Two recent graduates have combined their love of sports and math into research that earned them invitations to present their work at MathFest, the annual summer meeting of the Mathematical Association of America, in Tampa, Florida.
Baseball fan Christopher Greve will present a model he created to predict whether a pitch will result in a swing and miss by the batter. To create the model, he tested every pitch that MLB pitchers throw. Based on the speed of the pitch, speed differentials from other pitches, and the amount of pitch movement, the model predicts the rate at which pitches cause batters to swing and miss.
Greve was able to predict results for sliders, cutters, sinkers, and changeups with cutters being the most impactful. He created an "expected whiff percentage" for cutters and predicted that the top two pitchers in this category would be Framber Valdez of the Houston Astros and Sonny Gray of the Minnesota Twins. As of June 12, both hurlers had ERAs under 2.4 and more than nine strikeouts per nine innings pitched.
Oliver DiDonato, who is a black belt in karate, combined interests in math and martial arts to create a predictive model for Shotokan karate matches, employing data collected from dozens of contests. The final model predicted match outcomes with nearly 92 percent accuracy, using only the skills of punches and counterattacks as predictive elements.
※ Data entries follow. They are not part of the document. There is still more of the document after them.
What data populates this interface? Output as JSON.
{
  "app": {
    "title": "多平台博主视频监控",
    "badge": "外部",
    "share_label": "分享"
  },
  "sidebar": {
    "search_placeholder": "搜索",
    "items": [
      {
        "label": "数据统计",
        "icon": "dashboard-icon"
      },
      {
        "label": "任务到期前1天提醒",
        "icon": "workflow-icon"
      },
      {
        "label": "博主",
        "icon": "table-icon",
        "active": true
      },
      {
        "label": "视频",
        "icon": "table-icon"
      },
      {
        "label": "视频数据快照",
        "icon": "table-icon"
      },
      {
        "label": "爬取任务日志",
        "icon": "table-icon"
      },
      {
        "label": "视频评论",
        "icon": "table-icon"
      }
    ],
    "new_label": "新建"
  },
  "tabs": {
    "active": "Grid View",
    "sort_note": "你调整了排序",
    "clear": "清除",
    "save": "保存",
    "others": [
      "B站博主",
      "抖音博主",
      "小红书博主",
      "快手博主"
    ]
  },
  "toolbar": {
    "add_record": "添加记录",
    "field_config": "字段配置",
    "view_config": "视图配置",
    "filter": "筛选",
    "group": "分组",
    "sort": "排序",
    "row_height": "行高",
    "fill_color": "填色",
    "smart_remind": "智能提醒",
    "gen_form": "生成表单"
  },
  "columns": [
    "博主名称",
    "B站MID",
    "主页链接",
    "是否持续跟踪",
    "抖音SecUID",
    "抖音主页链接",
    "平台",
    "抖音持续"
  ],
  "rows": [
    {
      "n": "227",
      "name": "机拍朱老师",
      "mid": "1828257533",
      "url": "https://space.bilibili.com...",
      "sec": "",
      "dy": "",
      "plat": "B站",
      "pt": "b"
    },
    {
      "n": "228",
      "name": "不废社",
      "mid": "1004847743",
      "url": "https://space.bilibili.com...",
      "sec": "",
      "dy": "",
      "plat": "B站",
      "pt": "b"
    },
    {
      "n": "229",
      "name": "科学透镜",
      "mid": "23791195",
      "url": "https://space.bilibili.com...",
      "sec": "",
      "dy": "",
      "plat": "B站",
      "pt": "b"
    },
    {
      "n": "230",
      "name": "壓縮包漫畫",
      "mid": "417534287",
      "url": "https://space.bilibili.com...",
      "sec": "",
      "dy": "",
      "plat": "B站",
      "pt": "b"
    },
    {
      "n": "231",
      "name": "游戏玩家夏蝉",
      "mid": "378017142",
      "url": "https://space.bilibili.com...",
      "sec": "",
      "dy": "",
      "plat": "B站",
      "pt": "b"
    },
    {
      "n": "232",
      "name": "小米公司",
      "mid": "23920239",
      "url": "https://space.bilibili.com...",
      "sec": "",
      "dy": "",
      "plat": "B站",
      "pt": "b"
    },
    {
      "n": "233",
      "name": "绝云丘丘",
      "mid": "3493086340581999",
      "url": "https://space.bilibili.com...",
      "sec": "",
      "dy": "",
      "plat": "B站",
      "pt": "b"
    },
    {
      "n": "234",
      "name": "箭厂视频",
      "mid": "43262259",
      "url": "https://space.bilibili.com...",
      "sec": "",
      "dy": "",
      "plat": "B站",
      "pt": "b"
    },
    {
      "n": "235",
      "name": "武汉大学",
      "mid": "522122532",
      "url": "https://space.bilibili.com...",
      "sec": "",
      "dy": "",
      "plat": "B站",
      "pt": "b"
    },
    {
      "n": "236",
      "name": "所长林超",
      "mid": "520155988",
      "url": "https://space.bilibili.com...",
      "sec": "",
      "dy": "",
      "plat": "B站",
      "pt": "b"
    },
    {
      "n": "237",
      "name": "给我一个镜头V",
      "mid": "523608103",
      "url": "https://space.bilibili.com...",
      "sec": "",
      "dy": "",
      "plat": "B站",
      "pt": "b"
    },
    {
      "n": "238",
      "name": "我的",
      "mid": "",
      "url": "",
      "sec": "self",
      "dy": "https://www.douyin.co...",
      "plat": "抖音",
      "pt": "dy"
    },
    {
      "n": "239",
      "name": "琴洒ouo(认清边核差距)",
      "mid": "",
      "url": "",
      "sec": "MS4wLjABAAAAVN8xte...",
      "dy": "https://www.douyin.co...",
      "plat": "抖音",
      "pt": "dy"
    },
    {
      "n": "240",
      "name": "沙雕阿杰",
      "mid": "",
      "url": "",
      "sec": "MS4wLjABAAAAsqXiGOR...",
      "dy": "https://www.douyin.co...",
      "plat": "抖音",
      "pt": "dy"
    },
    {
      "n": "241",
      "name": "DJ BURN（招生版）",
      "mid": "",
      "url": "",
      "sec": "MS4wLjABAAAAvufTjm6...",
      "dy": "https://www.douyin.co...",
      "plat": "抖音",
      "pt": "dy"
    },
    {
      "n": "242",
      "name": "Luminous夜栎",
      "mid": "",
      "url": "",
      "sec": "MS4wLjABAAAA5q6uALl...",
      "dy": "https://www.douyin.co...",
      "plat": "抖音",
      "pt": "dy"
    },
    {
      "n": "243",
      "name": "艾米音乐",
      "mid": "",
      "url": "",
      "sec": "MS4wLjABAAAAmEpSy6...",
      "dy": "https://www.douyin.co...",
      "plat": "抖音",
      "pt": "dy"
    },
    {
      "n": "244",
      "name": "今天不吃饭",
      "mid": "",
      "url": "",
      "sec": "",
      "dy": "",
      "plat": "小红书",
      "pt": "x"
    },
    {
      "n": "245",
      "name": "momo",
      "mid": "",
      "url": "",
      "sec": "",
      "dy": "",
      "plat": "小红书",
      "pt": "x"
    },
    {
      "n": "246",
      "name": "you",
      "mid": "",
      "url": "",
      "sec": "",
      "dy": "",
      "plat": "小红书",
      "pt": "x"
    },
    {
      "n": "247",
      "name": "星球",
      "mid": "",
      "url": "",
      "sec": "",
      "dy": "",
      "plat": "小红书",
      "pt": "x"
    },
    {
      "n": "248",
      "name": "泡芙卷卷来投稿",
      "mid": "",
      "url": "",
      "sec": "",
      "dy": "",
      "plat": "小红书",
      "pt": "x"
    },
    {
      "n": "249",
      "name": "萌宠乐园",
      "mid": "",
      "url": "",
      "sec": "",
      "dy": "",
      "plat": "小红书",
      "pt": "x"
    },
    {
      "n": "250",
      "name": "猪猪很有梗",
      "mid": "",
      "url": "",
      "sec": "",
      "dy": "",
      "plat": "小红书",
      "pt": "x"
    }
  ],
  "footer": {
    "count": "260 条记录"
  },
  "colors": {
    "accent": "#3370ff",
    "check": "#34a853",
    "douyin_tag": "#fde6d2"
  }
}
Professor Ryan Savitz, who holds a PhD in mathematics, worked with both students on their projects and assisted with the submissions to MathFest, which is scheduled for August 2-5.
A third Neumann student, Elizabeth Shire, will present a paper about successful practices for teaching mathematics at the secondary school level.
The Mathematical Association of America, established in 1915, is the largest professional society that focuses on mathematics at the undergraduate level. Members include university, college, and high school teachers; graduate and undergraduate students; pure and applied mathematicians; computer scientists; statisticians; and many others in academia, government, business, and industry.
According to Savitz, “MathFest is, arguably, the most prestigious math conference in the country.”